4. Principal Coordinates Analysis
Principal coordinates analysis (PCoA) is a well known technique in many fields. It actually can be derived from PCA. Specifically, we consider a matrix
\[T=HXX^TH^T.\]By SVD, we have
\[T=U\Sigma V^TV\Sigma^TU^T=U\Sigma\Sigma^T U^T,\]which is similar to the decomposition of \(S\) in section 3. Further, by multiplying \(U\Sigma\) on the both sides, we have
\[TU\Sigma=U\Sigma\Sigma^TU^TU\Sigma=U\Sigma\text{diag}\left(\sigma_1^2,\sigma_2^2,\dots,\sigma_d^2\right)\implies T(U\Sigma)_i=\sigma^2_i(U\Sigma)_i.\]Therefore, \(U\Sigma\) is actually composed of \(d\) eigenvalues of \(T\).

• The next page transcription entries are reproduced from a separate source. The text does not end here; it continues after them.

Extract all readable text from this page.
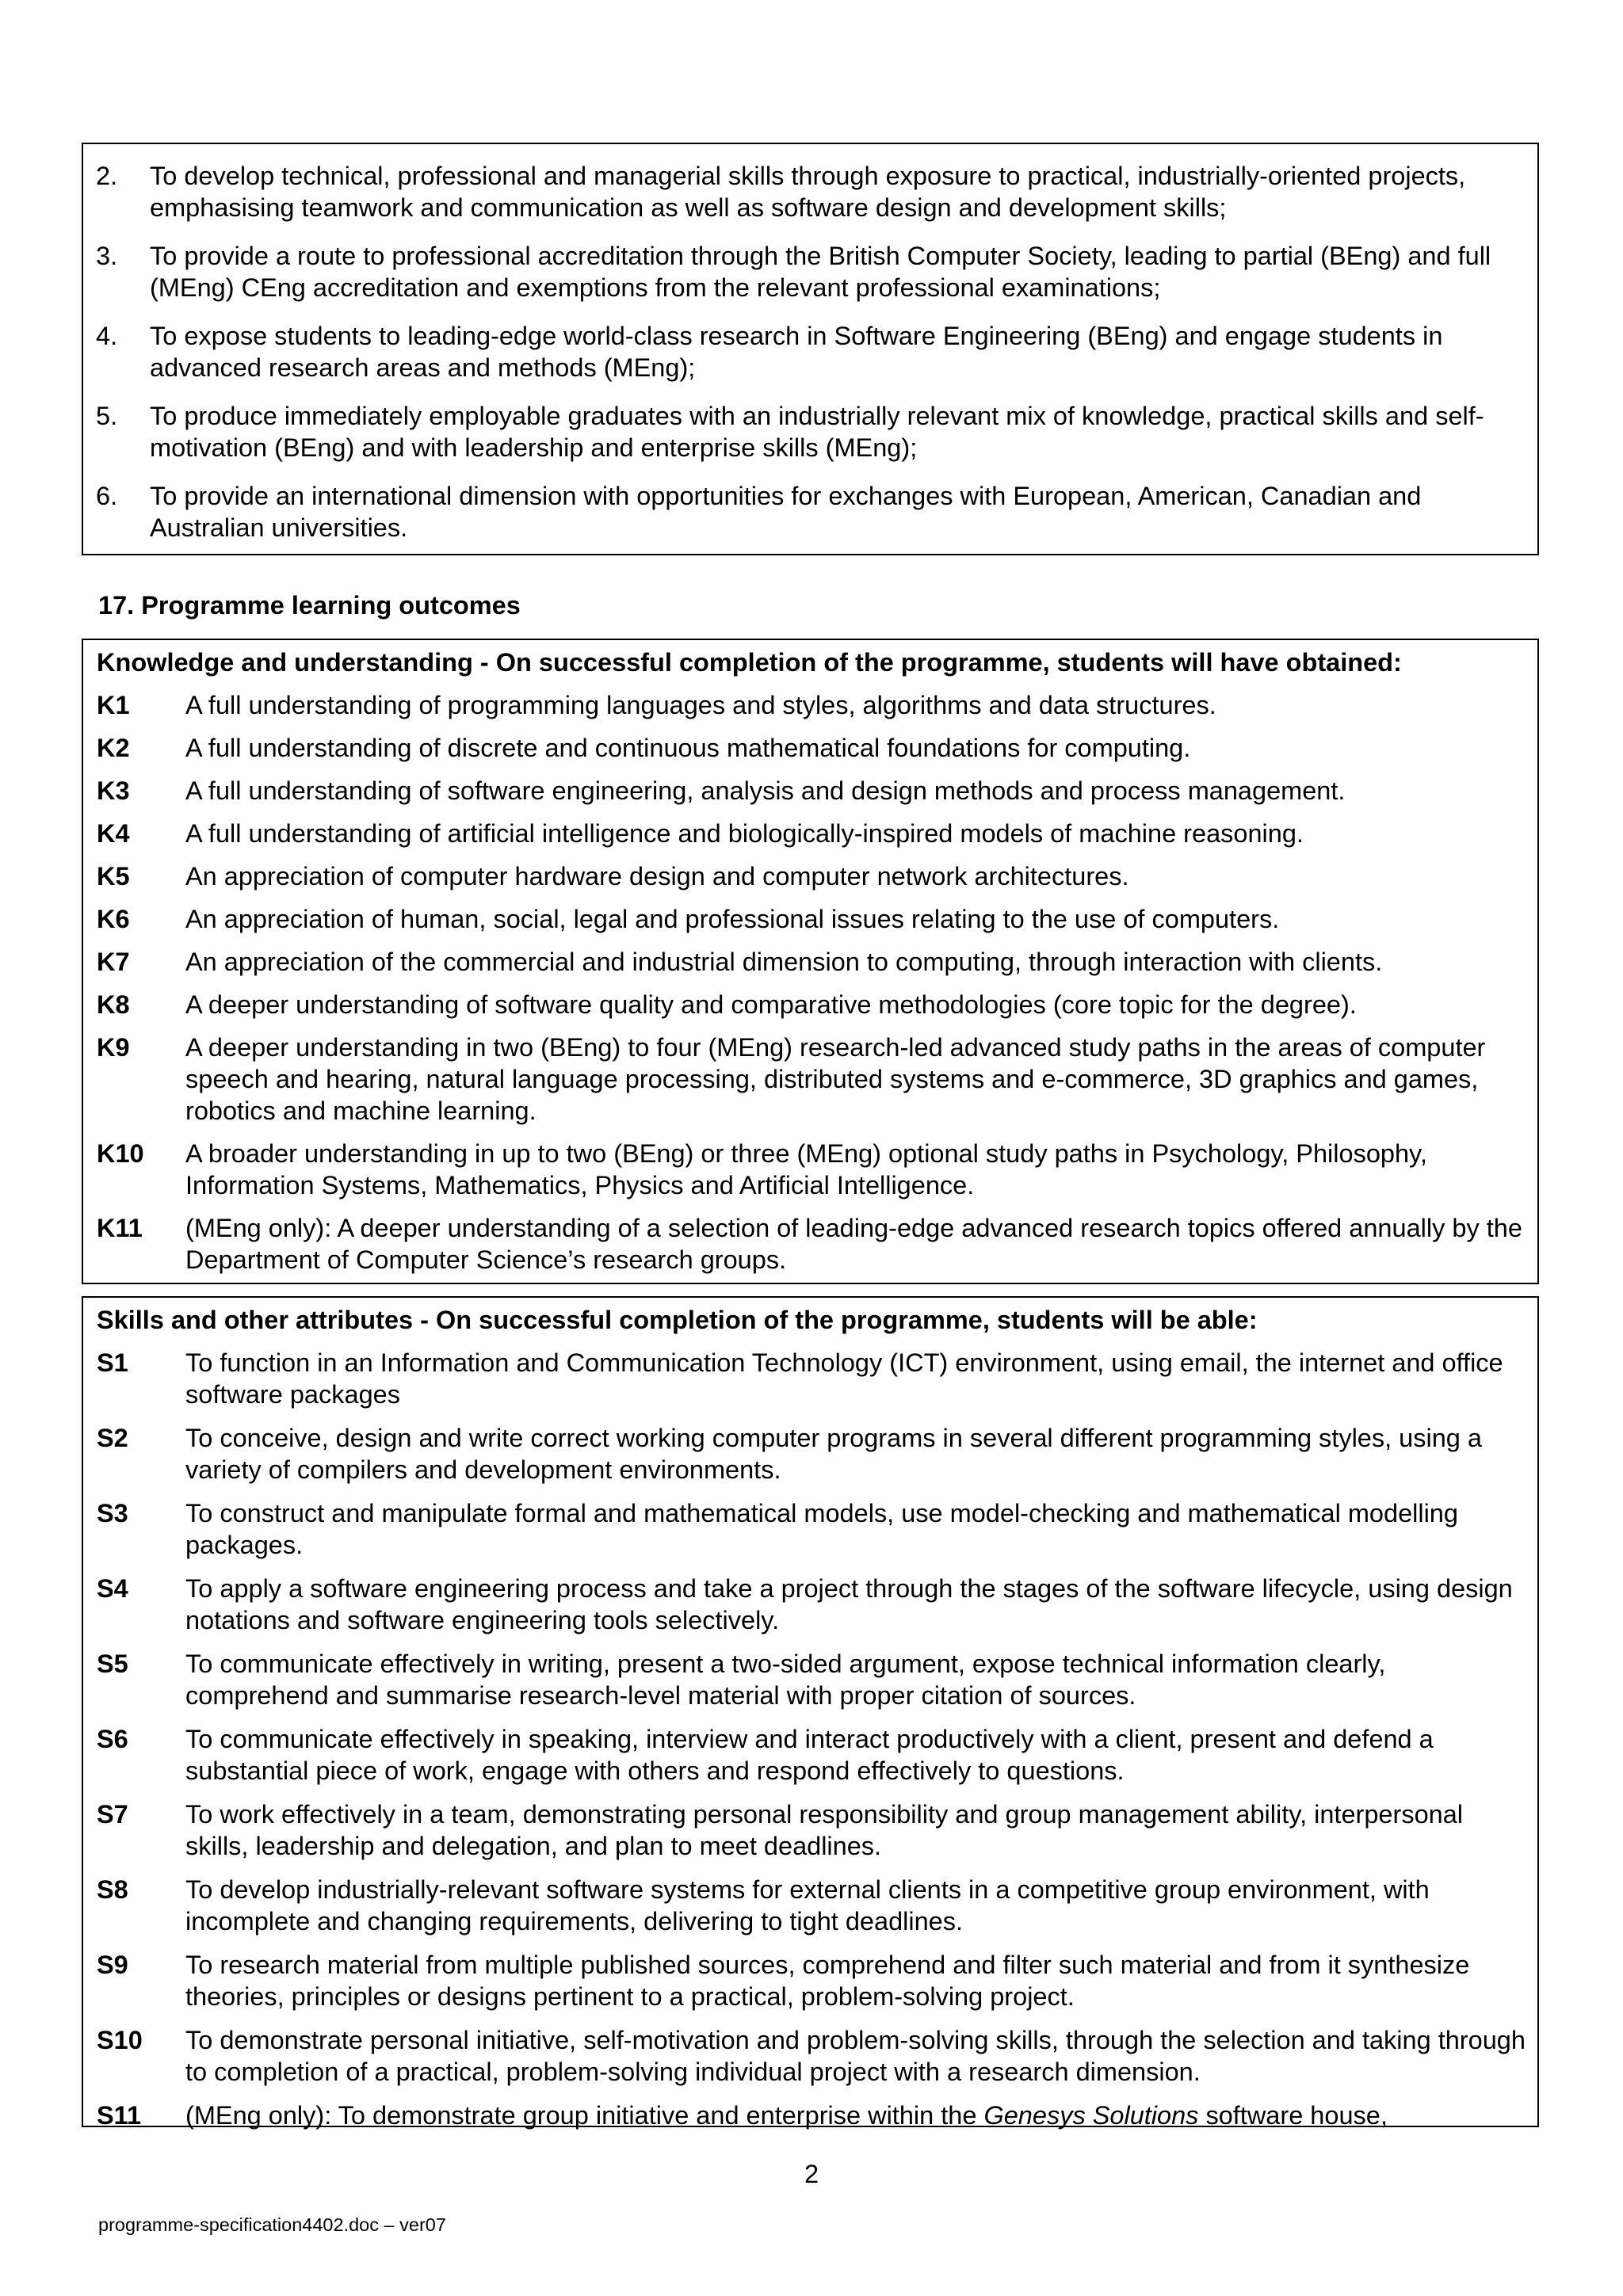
2.	To develop technical, professional and managerial skills through exposure to practical, industrially-oriented projects, emphasising teamwork and communication as well as software design and development skills;
3.	To provide a route to professional accreditation through the British Computer Society, leading to partial (BEng) and full (MEng) CEng accreditation and exemptions from the relevant professional examinations;
4.	To expose students to leading-edge world-class research in Software Engineering (BEng) and engage students in advanced research areas and methods (MEng);
5.	To produce immediately employable graduates with an industrially relevant mix of knowledge, practical skills and self-motivation (BEng) and with leadership and enterprise skills (MEng);
6.	To provide an international dimension with opportunities for exchanges with European, American, Canadian and Australian universities.
17. Programme learning outcomes
Knowledge and understanding - On successful completion of the programme, students will have obtained:
K1	A full understanding of programming languages and styles, algorithms and data structures.
K2	A full understanding of discrete and continuous mathematical foundations for computing.
K3	A full understanding of software engineering, analysis and design methods and process management.
K4	A full understanding of artificial intelligence and biologically-inspired models of machine reasoning.
K5	An appreciation of computer hardware design and computer network architectures.
K6	An appreciation of human, social, legal and professional issues relating to the use of computers.
K7	An appreciation of the commercial and industrial dimension to computing, through interaction with clients.
K8	A deeper understanding of software quality and comparative methodologies (core topic for the degree).
K9	A deeper understanding in two (BEng) to four (MEng) research-led advanced study paths in the areas of computer speech and hearing, natural language processing, distributed systems and e-commerce, 3D graphics and games, robotics and machine learning.
K10	A broader understanding in up to two (BEng) or three (MEng) optional study paths in Psychology, Philosophy, Information Systems, Mathematics, Physics and Artificial Intelligence.
K11	(MEng only): A deeper understanding of a selection of leading-edge advanced research topics offered annually by the Department of Computer Science’s research groups.
Skills and other attributes - On successful completion of the programme, students will be able:
S1	To function in an Information and Communication Technology (ICT) environment, using email, the internet and office software packages
S2	To conceive, design and write correct working computer programs in several different programming styles, using a variety of compilers and development environments.
S3	To construct and manipulate formal and mathematical models, use model-checking and mathematical modelling packages.
S4	To apply a software engineering process and take a project through the stages of the software lifecycle, using design notations and software engineering tools selectively.
S5	To communicate effectively in writing, present a two-sided argument, expose technical information clearly, comprehend and summarise research-level material with proper citation of sources.
S6	To communicate effectively in speaking, interview and interact productively with a client, present and defend a substantial piece of work, engage with others and respond effectively to questions.
S7	To work effectively in a team, demonstrating personal responsibility and group management ability, interpersonal skills, leadership and delegation, and plan to meet deadlines.
S8	To develop industrially-relevant software systems for external clients in a competitive group environment, with incomplete and changing requirements, delivering to tight deadlines.
S9	To research material from multiple published sources, comprehend and filter such material and from it synthesize theories, principles or designs pertinent to a practical, problem-solving project.
S10	To demonstrate personal initiative, self-motivation and problem-solving skills, through the selection and taking through to completion of a practical, problem-solving individual project with a research dimension.
S11	(MEng only): To demonstrate group initiative and enterprise within the Genesys Solutions software house,
2
programme-specification4402.doc – ver07
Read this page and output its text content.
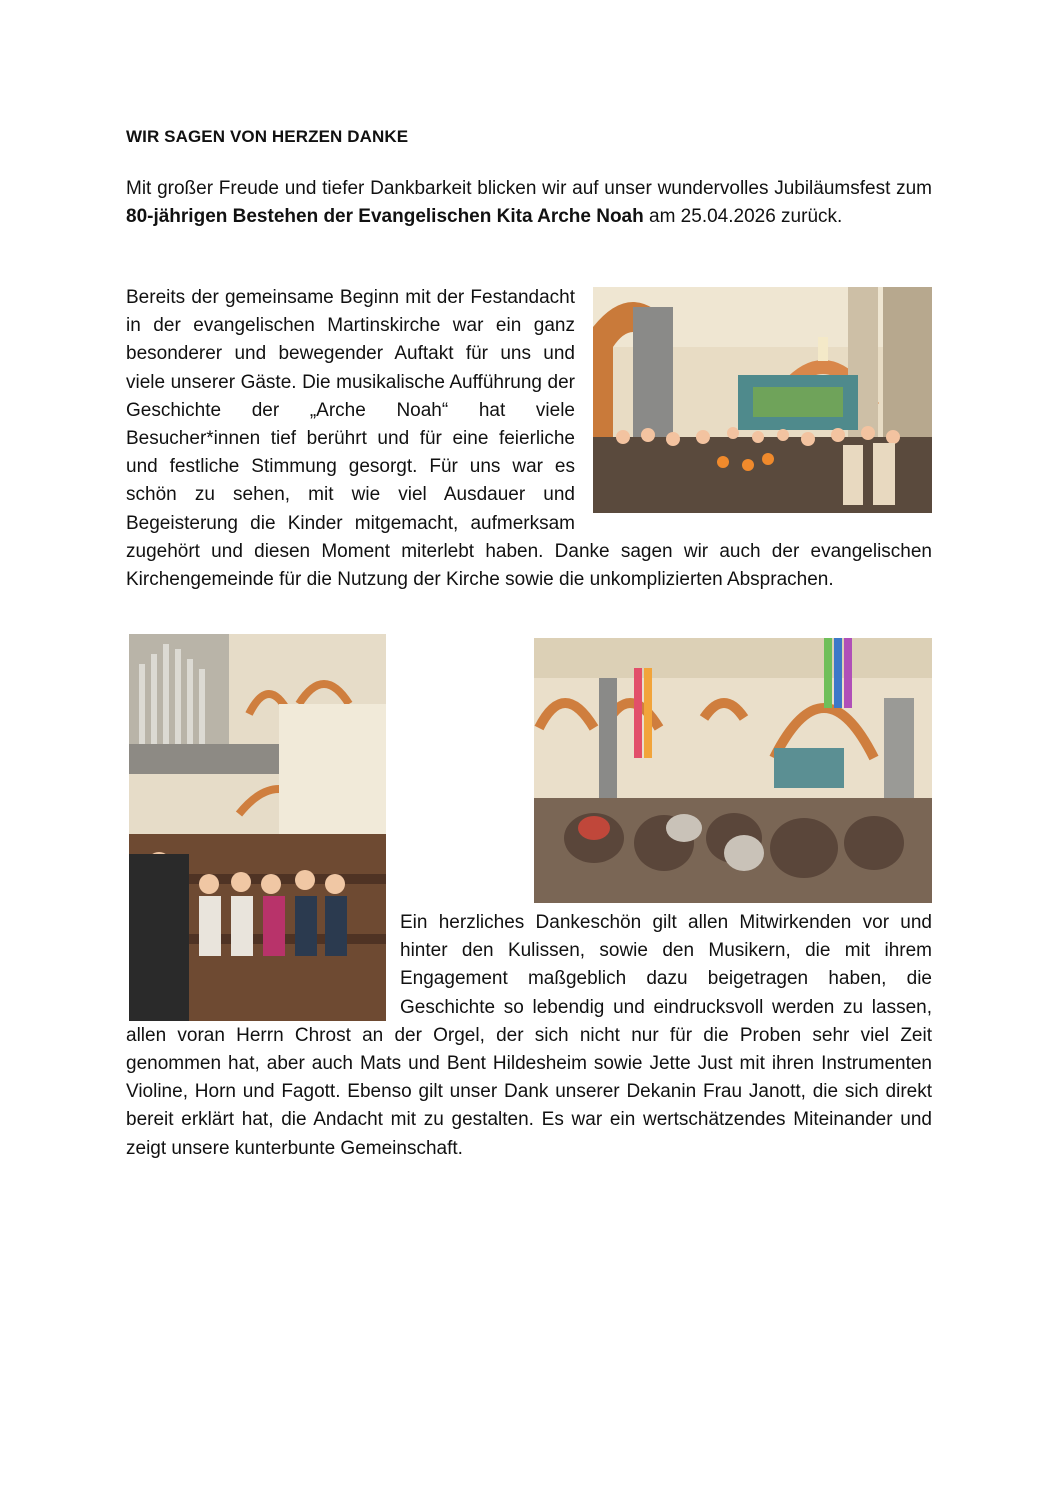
WIR SAGEN VON HERZEN DANKE
Mit großer Freude und tiefer Dankbarkeit blicken wir auf unser wundervolles Jubiläumsfest zum 80-jährigen Bestehen der Evangelischen Kita Arche Noah am 25.04.2026 zurück.
Bereits der gemeinsame Beginn mit der Festandacht in der evangelischen Martinskirche war ein ganz besonderer und bewegender Auftakt für uns und viele unserer Gäste. Die musikalische Aufführung der Geschichte der „Arche Noah“ hat viele Besucher*innen tief berührt und für eine feierliche und festliche Stimmung gesorgt. Für uns war es schön zu sehen, mit wie viel Ausdauer und Begeisterung die Kinder mitgemacht, aufmerksam zugehört und diesen Moment miterlebt haben. Danke sagen wir auch der evangelischen Kirchengemeinde für die Nutzung der Kirche sowie die unkomplizierten Absprachen.
Ein herzliches Dankeschön gilt allen Mitwirkenden vor und hinter den Kulissen, sowie den Musikern, die mit ihrem Engagement maßgeblich dazu beigetragen haben, die Geschichte so lebendig und eindrucksvoll werden zu lassen, allen voran Herrn Chrost an der Orgel, der sich nicht nur für die Proben sehr viel Zeit genommen hat, aber auch Mats und Bent Hildesheim sowie Jette Just mit ihren Instrumenten Violine, Horn und Fagott. Ebenso gilt unser Dank unserer Dekanin Frau Janott, die sich direkt bereit erklärt hat, die Andacht mit zu gestalten. Es war ein wertschätzendes Miteinander und zeigt unsere kunterbunte Gemeinschaft.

Recall that in section 3, we have the new data as
\[Z=HX\cdot V=U\Sigma V^T\cdot V=U\Sigma,\]which implies that by the eigenvalue decomposition of \(T\), we can get the new data directly. Such a dimensionality reduction technique with a different perspective is PCoA. Notice \(T\in\mathbb{R}^{N\times N}\), thus the complexity of PCoA is \(O(N^2)\).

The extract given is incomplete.